Tuesday, August 11, 2015: 10:10 AM
319, Baltimore Convention Center
Dana E. Bunnell-Young, Horn Point Laboratory, University of Maryland Center for Environmental Science, Cambridge, MD
Thomas R. Fisher, Horn Point Laboratory, University of Maryland Center for Environmental Science, Cambridge, MD
Tim Rosen, Midshore Riverkeeper Conservancy, Easton, MD
Tucker Moorshead, EarthData Inc., Centreville, MD
Drew Koslow, Midshore Riverkeeper Conservancy, Easton, MD

Fertilizer applications on agricultural fields lead to elevated nitrate concentrations in groundwater.  This increases N concentrations in streams, causing downstream eutrophication.  Conservation practices reduce the impacts from agriculture, but little is documented on the recovery time of shallow groundwater after agriculture ceases and conservation practices are applied.  Although conservation practices may reduce groundwater nitrate, they may also lead to the production of the greenhouse gas methane.  This study investigated the temporal sequence of applying post-agricultural conservation practices at Harleigh Farms on N and methane concentrations in shallow groundwater.  Harleigh Farms is a complex of fields near Oxford, MD that have been taken out of grain (corn, wheat, soy) production and placed in conservation programs at various times after 1997.  We hypothesized that nitrate concentrations would decrease as time out of agricultural production increased and that methane concentrations would increase with time out of production.  Groundwater nitrate and dissolved methane was sampled monthly from Nov 2012 to Nov 2013 using a space-for-time experimental design.  The time out of production for sites ranged from active agriculture to 16 years since last crop production.

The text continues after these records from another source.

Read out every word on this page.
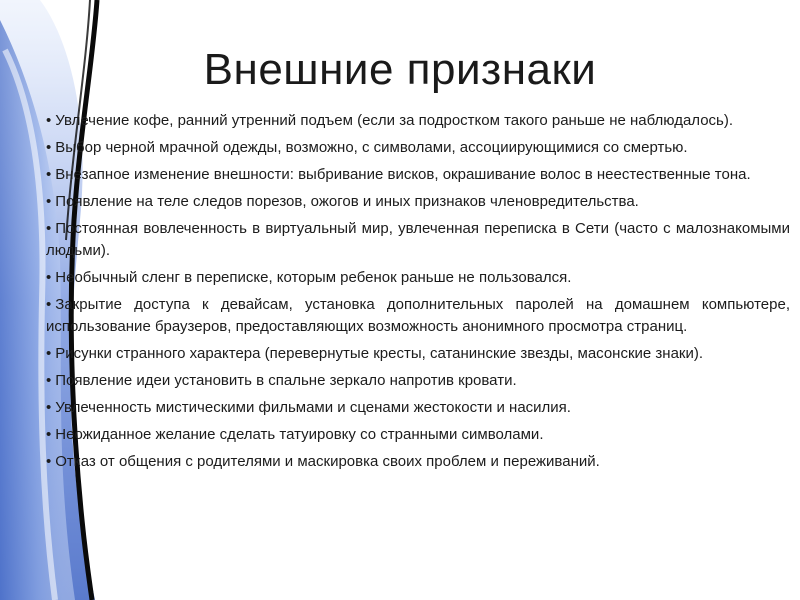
Внешние признаки

• Увлечение кофе, ранний утренний подъем (если за подростком такого раньше не наблюдалось).

• Выбор черной мрачной одежды, возможно, с символами, ассоциирующимися со смертью.

• Внезапное изменение внешности: выбривание висков, окрашивание волос в неестественные тона.

• Появление на теле следов порезов, ожогов и иных признаков членовредительства.

• Постоянная вовлеченность в виртуальный мир, увлеченная переписка в Сети (часто с малознакомыми людьми).

• Необычный сленг в переписке, которым ребенок раньше не пользовался.

• Закрытие доступа к девайсам, установка дополнительных паролей на домашнем компьютере, использование браузеров, предоставляющих возможность анонимного просмотра страниц.

• Рисунки странного характера (перевернутые кресты, сатанинские звезды, масонские знаки).

• Появление идеи установить в спальне зеркало напротив кровати.

• Увлеченность мистическими фильмами и сценами жестокости и насилия.

• Неожиданное желание сделать татуировку со странными символами.

• Отказ от общения с родителями и маскировка своих проблем и переживаний.
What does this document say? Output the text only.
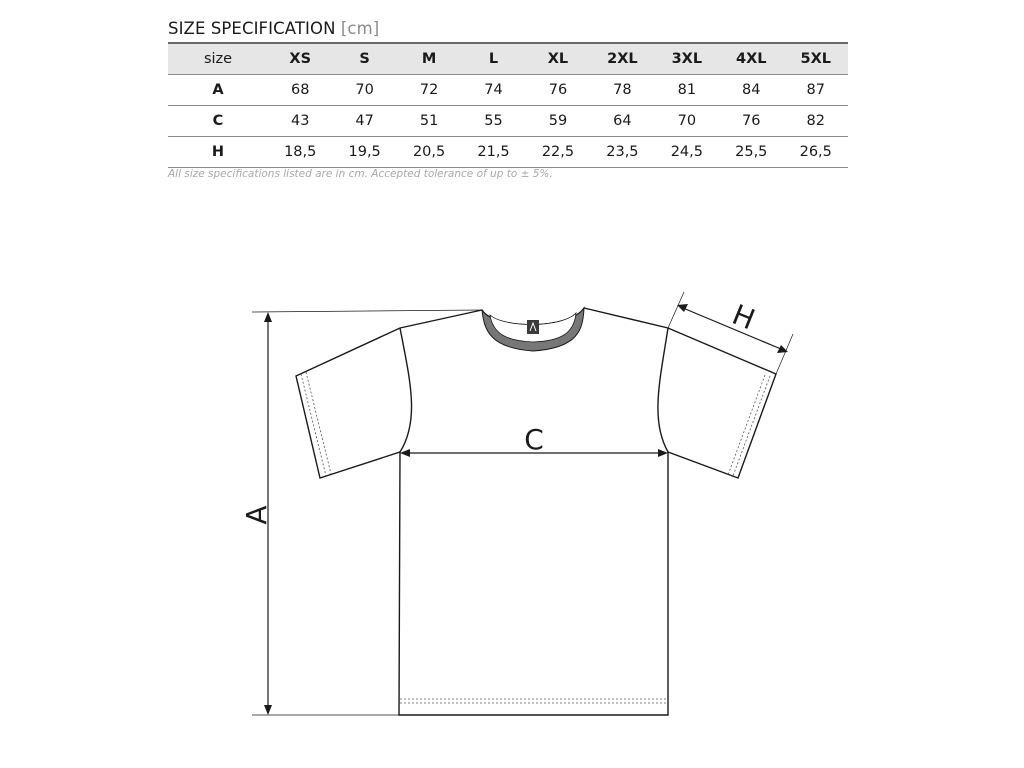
SIZE SPECIFICATION [cm]
size	XS	S	M	L	XL	2XL	3XL	4XL	5XL
A	68	70	72	74	76	78	81	84	87
C	43	47	51	55	59	64	70	76	82
H	18,5	19,5	20,5	21,5	22,5	23,5	24,5	25,5	26,5
All size specifications listed are in cm. Accepted tolerance of up to ± 5%.
A
C
H
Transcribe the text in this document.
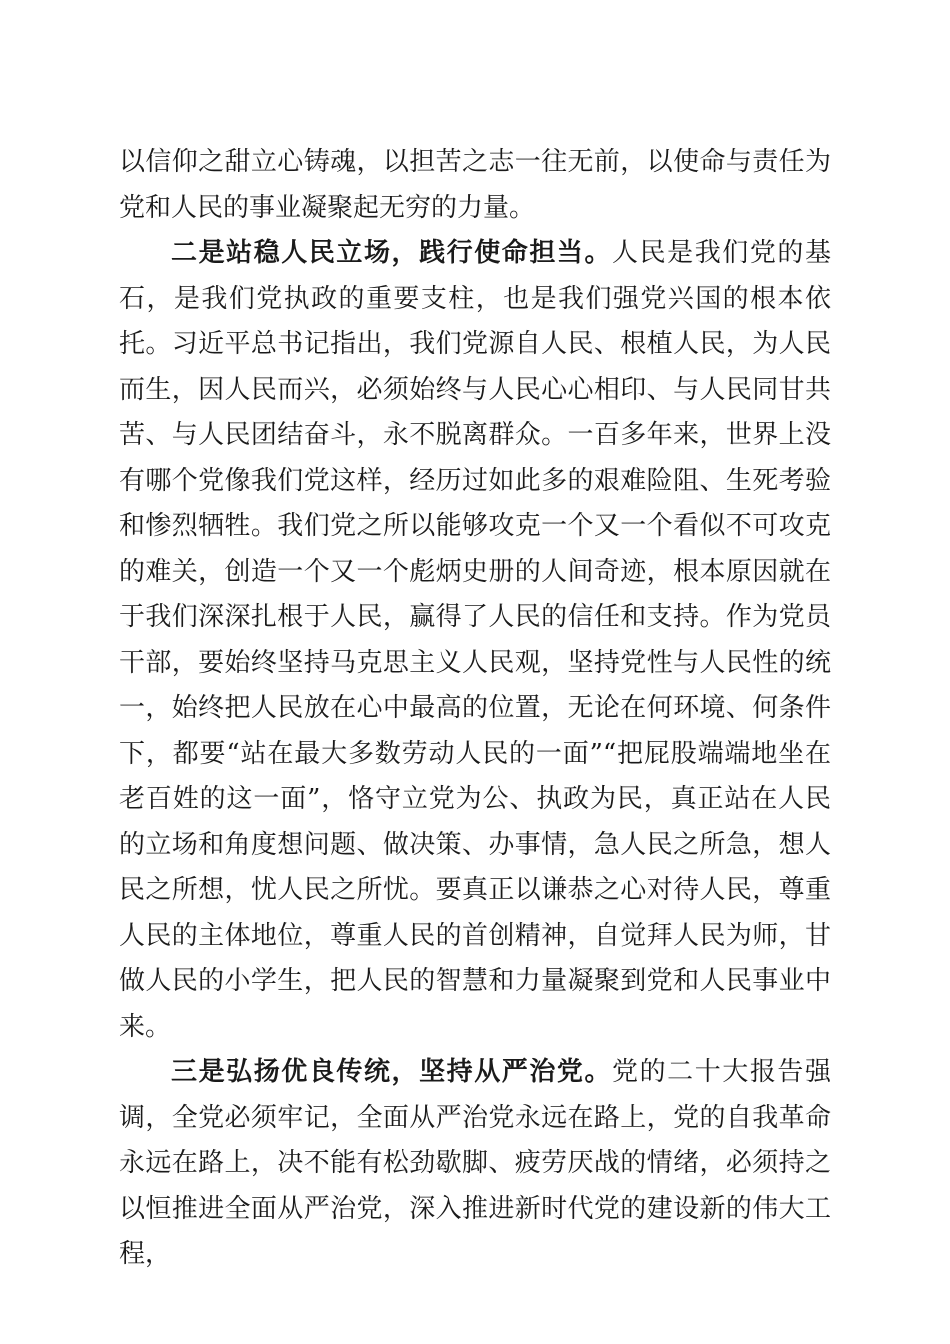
以信仰之甜立心铸魂，以担苦之志一往无前，以使命与责任为党和人民的事业凝聚起无穷的力量。

二是站稳人民立场，践行使命担当。人民是我们党的基石，是我们党执政的重要支柱，也是我们强党兴国的根本依托。习近平总书记指出，我们党源自人民、根植人民，为人民而生，因人民而兴，必须始终与人民心心相印、与人民同甘共苦、与人民团结奋斗，永不脱离群众。一百多年来，世界上没有哪个党像我们党这样，经历过如此多的艰难险阻、生死考验和惨烈牺牲。我们党之所以能够攻克一个又一个看似不可攻克的难关，创造一个又一个彪炳史册的人间奇迹，根本原因就在于我们深深扎根于人民，赢得了人民的信任和支持。作为党员干部，要始终坚持马克思主义人民观，坚持党性与人民性的统一，始终把人民放在心中最高的位置，无论在何环境、何条件下，都要“站在最大多数劳动人民的一面”“把屁股端端地坐在老百姓的这一面”，恪守立党为公、执政为民，真正站在人民的立场和角度想问题、做决策、办事情，急人民之所急，想人民之所想，忧人民之所忧。要真正以谦恭之心对待人民，尊重人民的主体地位，尊重人民的首创精神，自觉拜人民为师，甘做人民的小学生，把人民的智慧和力量凝聚到党和人民事业中来。

三是弘扬优良传统，坚持从严治党。党的二十大报告强调，全党必须牢记，全面从严治党永远在路上，党的自我革命永远在路上，决不能有松劲歇脚、疲劳厌战的情绪，必须持之以恒推进全面从严治党，深入推进新时代党的建设新的伟大工程，
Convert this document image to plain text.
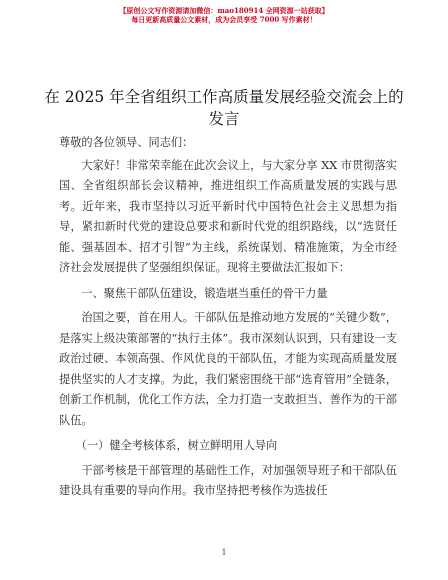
【原创公文写作资源请加微信：mao180914 全网资源一站获取】
每日更新高质量公文素材，成为会员享受 7000 写作素材！
在 2025 年全省组织工作高质量发展经验交流会上的发言

尊敬的各位领导、同志们：

大家好！非常荣幸能在此次会议上，与大家分享 XX 市贯彻落实国、全省组织部长会议精神，推进组织工作高质量发展的实践与思考。近年来，我市坚持以习近平新时代中国特色社会主义思想为指导，紧扣新时代党的建设总要求和新时代党的组织路线，以“选贤任能、强基固本、招才引智”为主线，系统谋划、精准施策，为全市经济社会发展提供了坚强组织保证。现将主要做法汇报如下：

一、聚焦干部队伍建设，锻造堪当重任的骨干力量

治国之要，首在用人。干部队伍是推动地方发展的“关键少数”，是落实上级决策部署的“执行主体”。我市深刻认识到，只有建设一支政治过硬、本领高强、作风优良的干部队伍，才能为实现高质量发展提供坚实的人才支撑。为此，我们紧密围绕干部“选育管用”全链条，创新工作机制，优化工作方法，全力打造一支敢担当、善作为的干部队伍。

（一）健全考核体系，树立鲜明用人导向

干部考核是干部管理的基础性工作，对加强领导班子和干部队伍建设具有重要的导向作用。我市坚持把考核作为选拔任

1
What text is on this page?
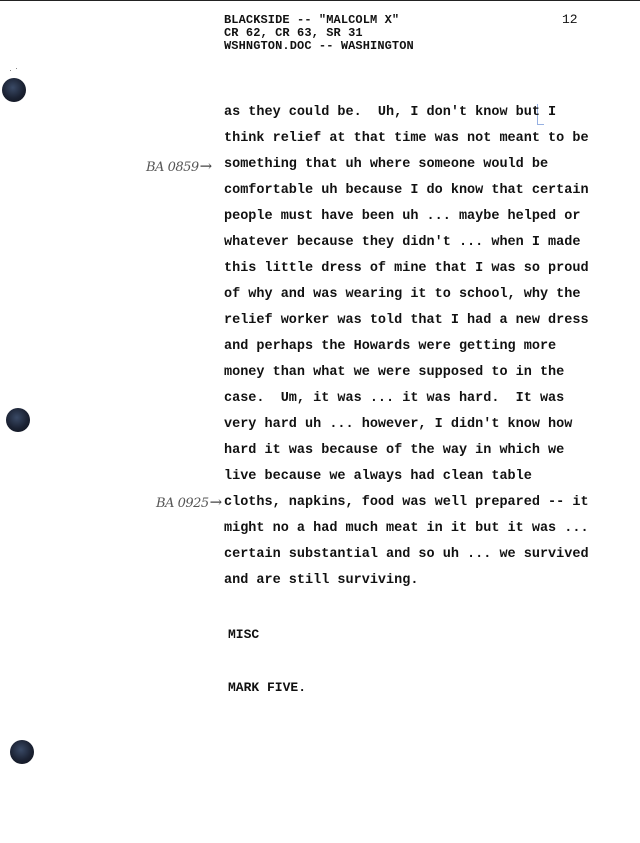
BLACKSIDE -- "MALCOLM X"
CR 62, CR 63, SR 31
WSHNGTON.DOC -- WASHINGTON
12
BA 0859→
BA 0925→
as they could be.  Uh, I don't know but I
think relief at that time was not meant to be
something that uh where someone would be
comfortable uh because I do know that certain
people must have been uh ... maybe helped or
whatever because they didn't ... when I made
this little dress of mine that I was so proud
of why and was wearing it to school, why the
relief worker was told that I had a new dress
and perhaps the Howards were getting more
money than what we were supposed to in the
case.  Um, it was ... it was hard.  It was
very hard uh ... however, I didn't know how
hard it was because of the way in which we
live because we always had clean table
cloths, napkins, food was well prepared -- it
might no a had much meat in it but it was ...
certain substantial and so uh ... we survived
and are still surviving.
MISC
MARK FIVE.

A significant exponential decrease in shallow groundwater nitrate was found as time since crop production increased.  Within 3 years, groundwater nitrate concentrations in the top of the surface unconfined aquifer were shown to drop from 11.3 mg nitrate-N L-1 to below 0.5 mg nitrate-N L-1 after the cessation of grain production.  At sites with elevated nitrate concentrations (> 1 mg nitrate-N L-1), the seasonal pattern for groundwater nitrate exhibited exponential decreases, paralleling the interannual pattern for all sites in the space-for-time analysis, but on a finer time scale of months.  This suggests that our monthly sampling was able to resolve the process of new, low-nitrate groundwater diluting and/or displacing older groundwater enriched with nitrate from previous surface fertilization.  There was an exponential increase in dissolved methane in groundwater over the 16 year period, but methane accumulation (2-60 µM methane) was found to be more influenced by hydric soil properties than time since fertilizer applications.  Our data show the effectiveness of management practices such as stream buffers and wetlands designed to control N (primarily nitrate) losses to groundwater, but also indicate the trade-off that wetland-based conservation practices could result in seasonal methane releases to the atmosphere.